The article Principles work better than rules by Neil Reynolds presents the convincing argument that attempting to solve an ethics problem in business by implementing rules is a wrong-headed approach.
A rules-focused approach lays a heavy burden on the ethical players. It diverts the resources of the regulated business to non-productive report writing. It diverts regulatory resources to non-productive reviewing of reports.
Everyone loses–except perhaps the cheaters who will have more opportunity to go unnoticed in the chaos of ineffective activity.
The key question is: do rules promote ethical behaviour? Not likely.
If rules don’t, then what will? The solution lies in creating the active participation and co-operation of a broad spectrum of stakeholders who care about an issue. Working together, they need to develop a workable solution.

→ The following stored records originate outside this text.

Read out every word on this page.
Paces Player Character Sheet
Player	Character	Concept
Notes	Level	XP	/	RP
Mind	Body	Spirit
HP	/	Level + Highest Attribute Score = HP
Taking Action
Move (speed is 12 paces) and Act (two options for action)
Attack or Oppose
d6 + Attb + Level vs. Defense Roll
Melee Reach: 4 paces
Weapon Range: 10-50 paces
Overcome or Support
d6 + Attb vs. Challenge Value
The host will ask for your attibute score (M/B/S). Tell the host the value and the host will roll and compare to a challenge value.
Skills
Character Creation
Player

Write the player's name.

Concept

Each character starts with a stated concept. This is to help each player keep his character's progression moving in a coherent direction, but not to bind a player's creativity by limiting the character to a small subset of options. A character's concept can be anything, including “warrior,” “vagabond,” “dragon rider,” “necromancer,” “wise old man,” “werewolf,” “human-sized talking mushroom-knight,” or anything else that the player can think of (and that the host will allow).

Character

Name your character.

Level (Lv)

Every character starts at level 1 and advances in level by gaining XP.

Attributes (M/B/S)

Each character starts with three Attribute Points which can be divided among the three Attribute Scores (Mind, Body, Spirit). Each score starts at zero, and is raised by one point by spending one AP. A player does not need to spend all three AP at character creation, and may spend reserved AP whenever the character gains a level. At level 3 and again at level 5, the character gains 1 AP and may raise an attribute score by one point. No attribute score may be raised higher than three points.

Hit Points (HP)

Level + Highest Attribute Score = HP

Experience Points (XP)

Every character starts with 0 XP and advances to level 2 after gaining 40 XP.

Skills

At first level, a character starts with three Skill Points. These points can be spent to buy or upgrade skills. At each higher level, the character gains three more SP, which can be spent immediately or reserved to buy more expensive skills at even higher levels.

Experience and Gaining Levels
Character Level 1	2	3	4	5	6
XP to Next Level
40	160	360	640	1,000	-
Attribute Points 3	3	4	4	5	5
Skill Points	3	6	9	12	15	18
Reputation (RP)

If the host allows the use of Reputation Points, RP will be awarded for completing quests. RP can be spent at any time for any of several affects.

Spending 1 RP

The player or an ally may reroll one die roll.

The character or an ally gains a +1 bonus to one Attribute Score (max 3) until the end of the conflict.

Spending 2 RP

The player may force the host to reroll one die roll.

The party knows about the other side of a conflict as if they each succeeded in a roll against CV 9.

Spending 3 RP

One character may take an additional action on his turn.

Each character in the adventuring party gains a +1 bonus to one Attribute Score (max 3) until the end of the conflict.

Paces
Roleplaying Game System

The command and control approach to regulation that underlies legislation like Sarbanes Oxley is also part of the problem. Everyone knows about regulations that create the illusion of a safe operating environment. Ironically, compliance to these types of regulations reduces operator accountability. Unsafe operators do and will hold up their act of compliance on a safety matter and thereby claim, falsely, that their operations are safe.
Risk management methodology can help address these types of complex challenges. The development of a risk framework positions all stakeholders and other elements required for a solution within a unified model. This helps to define roles, establish accountability and suggest the best methods for monitoring results.
It supports development of both offensive and defensive aspects of the strategy for achieving results. It also provides a clear context to support consultation with stakeholders, and communications.